Backward states in India

As a third world country India represents a case of development, which is peculiar yet quite expected as well. It is peculiar in the sense that there are some states in India that are much developed, in far better condition than others. Examples of such states are Punjab, Maharashtra, Delhi, Tamil Nadu, and West Bengal, Karnataka, and Andhra Pradesh to a certain extent. However, the situation in some states is pretty deplorable. It is not unexpected because this pattern of unequal development is common across all countries that have been European colonies before and are now trying to come to terms with the devastating aftermath of those regimes while trying to chart a path of progress. The question is why does this happen? At some level it can be apportioned to the faulty policymaking and even poorer implementation of the same by respective government agencies. For a country like India that aspires to be a global power this is not the ideal situation to be in.

Raghuram Rajan Committee Report

The Raghuram Rajan Committee Report of 2013 stated that Bihar, Odisha, Uttar Pradesh and Jharkhand are the four most backward states of India. Odisha is supposed to be the most backward state in India right now. It had also stated that Gujarat is among the less developed states of India. In recent times, Gujarat has taken some rapid strides in terms of urbanising itself, especially when Narendra Modi was its chief minister. In spite of that it was found to be in the lower rung among Indian states and union territories in terms of development. P Chidambaram, the-then Union Finance Minister, had set up the committee in May 2013. In this context, it also needs to be remembered that during his speech as a prime ministerial candidate Modi had expressed a desire to follow the Gujarat model of development.

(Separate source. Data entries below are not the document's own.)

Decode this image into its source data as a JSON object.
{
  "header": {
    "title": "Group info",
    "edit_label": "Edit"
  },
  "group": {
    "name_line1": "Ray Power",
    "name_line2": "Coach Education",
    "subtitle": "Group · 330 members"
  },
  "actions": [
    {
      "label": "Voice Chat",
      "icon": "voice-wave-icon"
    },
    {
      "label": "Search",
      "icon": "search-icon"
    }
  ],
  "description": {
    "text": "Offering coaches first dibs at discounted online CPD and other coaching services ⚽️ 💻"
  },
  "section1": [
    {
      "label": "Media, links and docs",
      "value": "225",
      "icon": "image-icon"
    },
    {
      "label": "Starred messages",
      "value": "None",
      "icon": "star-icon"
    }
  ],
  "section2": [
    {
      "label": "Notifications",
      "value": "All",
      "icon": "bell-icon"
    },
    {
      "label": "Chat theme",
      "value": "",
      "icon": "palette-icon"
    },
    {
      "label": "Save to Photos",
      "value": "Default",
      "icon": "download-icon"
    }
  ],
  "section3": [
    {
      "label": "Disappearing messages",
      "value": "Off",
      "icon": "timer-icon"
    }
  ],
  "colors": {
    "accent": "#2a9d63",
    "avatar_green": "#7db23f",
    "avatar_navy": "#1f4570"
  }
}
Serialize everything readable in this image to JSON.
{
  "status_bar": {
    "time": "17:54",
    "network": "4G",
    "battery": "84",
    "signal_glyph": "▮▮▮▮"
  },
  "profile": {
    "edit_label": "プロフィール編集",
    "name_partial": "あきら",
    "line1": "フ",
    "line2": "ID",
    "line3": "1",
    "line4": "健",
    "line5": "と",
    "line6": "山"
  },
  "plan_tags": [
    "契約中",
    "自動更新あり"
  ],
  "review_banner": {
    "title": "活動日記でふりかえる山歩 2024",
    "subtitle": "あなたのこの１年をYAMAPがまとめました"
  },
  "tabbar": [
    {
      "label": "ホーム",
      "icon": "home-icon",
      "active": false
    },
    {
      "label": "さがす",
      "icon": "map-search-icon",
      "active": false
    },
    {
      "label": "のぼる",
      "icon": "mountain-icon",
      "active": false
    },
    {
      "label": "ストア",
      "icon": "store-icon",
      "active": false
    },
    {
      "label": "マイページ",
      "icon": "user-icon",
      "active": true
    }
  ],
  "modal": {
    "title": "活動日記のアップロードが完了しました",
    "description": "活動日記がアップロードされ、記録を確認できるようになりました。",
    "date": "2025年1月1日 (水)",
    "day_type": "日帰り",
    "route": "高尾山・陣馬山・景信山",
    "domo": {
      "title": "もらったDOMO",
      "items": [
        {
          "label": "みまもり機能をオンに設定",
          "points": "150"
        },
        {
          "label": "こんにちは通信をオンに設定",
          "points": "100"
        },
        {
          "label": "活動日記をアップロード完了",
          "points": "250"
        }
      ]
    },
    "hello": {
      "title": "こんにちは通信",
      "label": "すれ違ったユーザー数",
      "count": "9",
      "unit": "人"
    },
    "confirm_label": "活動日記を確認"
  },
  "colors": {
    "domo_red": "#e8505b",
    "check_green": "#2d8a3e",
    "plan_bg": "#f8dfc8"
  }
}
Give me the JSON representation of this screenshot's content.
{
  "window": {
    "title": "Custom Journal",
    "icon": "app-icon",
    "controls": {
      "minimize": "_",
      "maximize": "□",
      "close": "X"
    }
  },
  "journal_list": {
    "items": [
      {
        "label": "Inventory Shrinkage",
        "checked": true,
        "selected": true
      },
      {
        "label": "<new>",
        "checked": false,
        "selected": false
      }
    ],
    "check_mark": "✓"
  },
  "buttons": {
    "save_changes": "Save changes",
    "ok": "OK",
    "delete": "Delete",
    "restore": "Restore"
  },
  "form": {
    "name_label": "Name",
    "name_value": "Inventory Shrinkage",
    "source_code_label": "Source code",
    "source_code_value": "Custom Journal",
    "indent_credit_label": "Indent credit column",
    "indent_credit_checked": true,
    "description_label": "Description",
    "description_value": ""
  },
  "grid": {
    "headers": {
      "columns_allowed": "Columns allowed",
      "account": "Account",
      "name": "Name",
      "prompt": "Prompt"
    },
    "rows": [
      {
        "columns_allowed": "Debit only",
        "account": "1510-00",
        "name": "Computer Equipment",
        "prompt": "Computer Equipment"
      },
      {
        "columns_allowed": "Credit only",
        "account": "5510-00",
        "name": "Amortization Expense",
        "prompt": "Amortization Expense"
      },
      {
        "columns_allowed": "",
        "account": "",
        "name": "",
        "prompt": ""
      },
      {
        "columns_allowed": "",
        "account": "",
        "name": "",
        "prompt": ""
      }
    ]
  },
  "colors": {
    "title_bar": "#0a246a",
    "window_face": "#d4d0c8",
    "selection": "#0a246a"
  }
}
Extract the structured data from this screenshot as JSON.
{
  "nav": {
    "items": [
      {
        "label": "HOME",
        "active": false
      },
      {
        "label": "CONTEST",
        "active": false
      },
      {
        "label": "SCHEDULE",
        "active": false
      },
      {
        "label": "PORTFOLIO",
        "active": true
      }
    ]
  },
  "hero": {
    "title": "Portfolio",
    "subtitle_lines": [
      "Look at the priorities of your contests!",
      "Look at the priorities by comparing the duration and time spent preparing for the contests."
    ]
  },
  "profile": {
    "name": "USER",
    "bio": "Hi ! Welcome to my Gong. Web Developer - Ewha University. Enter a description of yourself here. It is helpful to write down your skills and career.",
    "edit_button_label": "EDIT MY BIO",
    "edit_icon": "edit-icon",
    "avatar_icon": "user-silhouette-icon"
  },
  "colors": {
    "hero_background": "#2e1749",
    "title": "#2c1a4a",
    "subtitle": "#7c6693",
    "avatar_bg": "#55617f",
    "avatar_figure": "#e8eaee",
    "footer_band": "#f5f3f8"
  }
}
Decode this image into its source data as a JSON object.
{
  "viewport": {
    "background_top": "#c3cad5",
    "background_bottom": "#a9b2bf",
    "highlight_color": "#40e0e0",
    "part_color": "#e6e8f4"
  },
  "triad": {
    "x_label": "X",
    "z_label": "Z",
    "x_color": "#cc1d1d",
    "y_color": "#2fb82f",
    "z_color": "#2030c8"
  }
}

Rajan has previously served as the Chief Economic Adviser and is presently the Governor of RBI. The main responsibility assigned to the committee was to divide the states on the basis of various developmental indices. As per the findings of the report, funds were to be allotted by the national government to the respective states. At that time, the report had found Goa, Tamil Nadu, and Kerala to be the most well-developed states of India. In fact, Goa was the best among all these.

The said list also found Punjab, Uttarakhand, Maharashtra, and Haryana to be states that had achieved a relatively decent level of development. The panel also devised a new index that was to be used for determining how backward a state was, which would consequently help the national administration determine how much assistance a state needed.

How is a state deemed to be backward?

Several factors come into play while determining whether a state is backward or not. The Raghuram Rajan Committee took into account several factors and gave them equal weightage to come up with the said index. They may be enumerated as below:

• Monthly per capita consumption expenses
• Female literacy
• Education
• Percentage of population that can be classed as Scheduled Tribe or Scheduled Caste
• Health
• Rate of urbanisation
• Facilities available within households
• Levels of financial inclusion
• Poverty rate
• Physical connectivity

Human Development Index

Human development index is one of the many indicators that are used in order to judge the developmental condition of a state or a particular region. An HDI between 0.899 and 0.849 indicates high to very high level, while a count between 0.549 and 0.799 indicates a moderate level of development. A count between 0.250 and 0.499 indicates a low level of development. It needs to be noted that on a whole India is regarded as a country with low levels of HDI. In fact, none of the states in India have what can be called a high level of HDI. Kerala, the whole Northeastern region, Delhi, Maharashtra, Himachal Pradesh, Tamil Nadu, Goa, Haryana, and Punjab are ones with moderate levels of HDI and the rest are all states with low HDI. Perhaps it is important that the governments take more control in key areas such as health and education and also fortify sectors such as agriculture and manufacturing as that is where most people in this country work.